Rabbi Marx reminded us that prayers can also express complexity, reminding us that our responses can be far from simple.  Like clowns we can be smiling on the outside and crying on the inside.  Our minds can be two places at once.  Tel Aviv last night felt this way.  Everyone we have met, younger and older, is traumatized by the events of October 7thand the continuing war.  Yet, despite the trauma and pain, the cafes and restaurants around our hotel were filled with the traditional Thursday night crowd (Thursday, rather than Friday night is the traditional weekend night out here in Israel).   

 

This dichotomy too can be expressed in prayer.  Dalia shared a song, written by Yaakov Orland, as a response to a terrorist attack in the 50s which expresses both the need to cry and to laugh.  “Even if our head is bowed and sorrow is all around us – let’s catch on fire and shout out loud the happiness that’s found.”  As we listened to this song, I was reminded of another song with a similar refrain, “To life, to life, l'chaim.  L'chaim, l'chaim, to life.  Life has a way of confusing us, Blessing, and bruising us.  Drink, l'chaim, to life!”  (Jerrold Lewis Bock / Sheldon M Harnick).  



Lyrics for Shir Samei-ach)

 

Professor Marx concluded with the words of poet Yehuda Amichai (1924-2000) which I too want to share. 

 

“I want to sing a psalm of praise to all that remains here with us and doesn't leave, doesn't wander off like migratory birds, will not flee to the north or the south, will not sing "In the East is my heart, and I dwell at the end of the West." I want to sing to the trees that do not shed their leaves and that suffer the searing summer heat and the cold of winter, and to human beings who do not shed their memories and who suffer more than those who shed everything.
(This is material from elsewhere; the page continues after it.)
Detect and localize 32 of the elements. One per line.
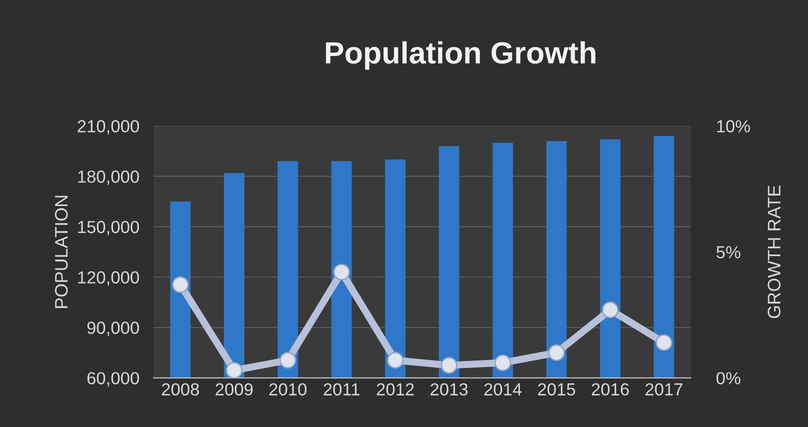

But above all, I want to sing a psalm of praise to the lovers who stay together for joy, for sorrow and for joy. To make a home, to make babies, now and in other seasons.”  (Translated from the Hebrew by Chana Bloch and Chana Kronfeld)

 

We need to take all these “words,” and allow them to help us, not perhaps to find simple meanings and explanations, but instead to enable us to continue to build meaningful and fulfilling lives here in Israel and across the globe.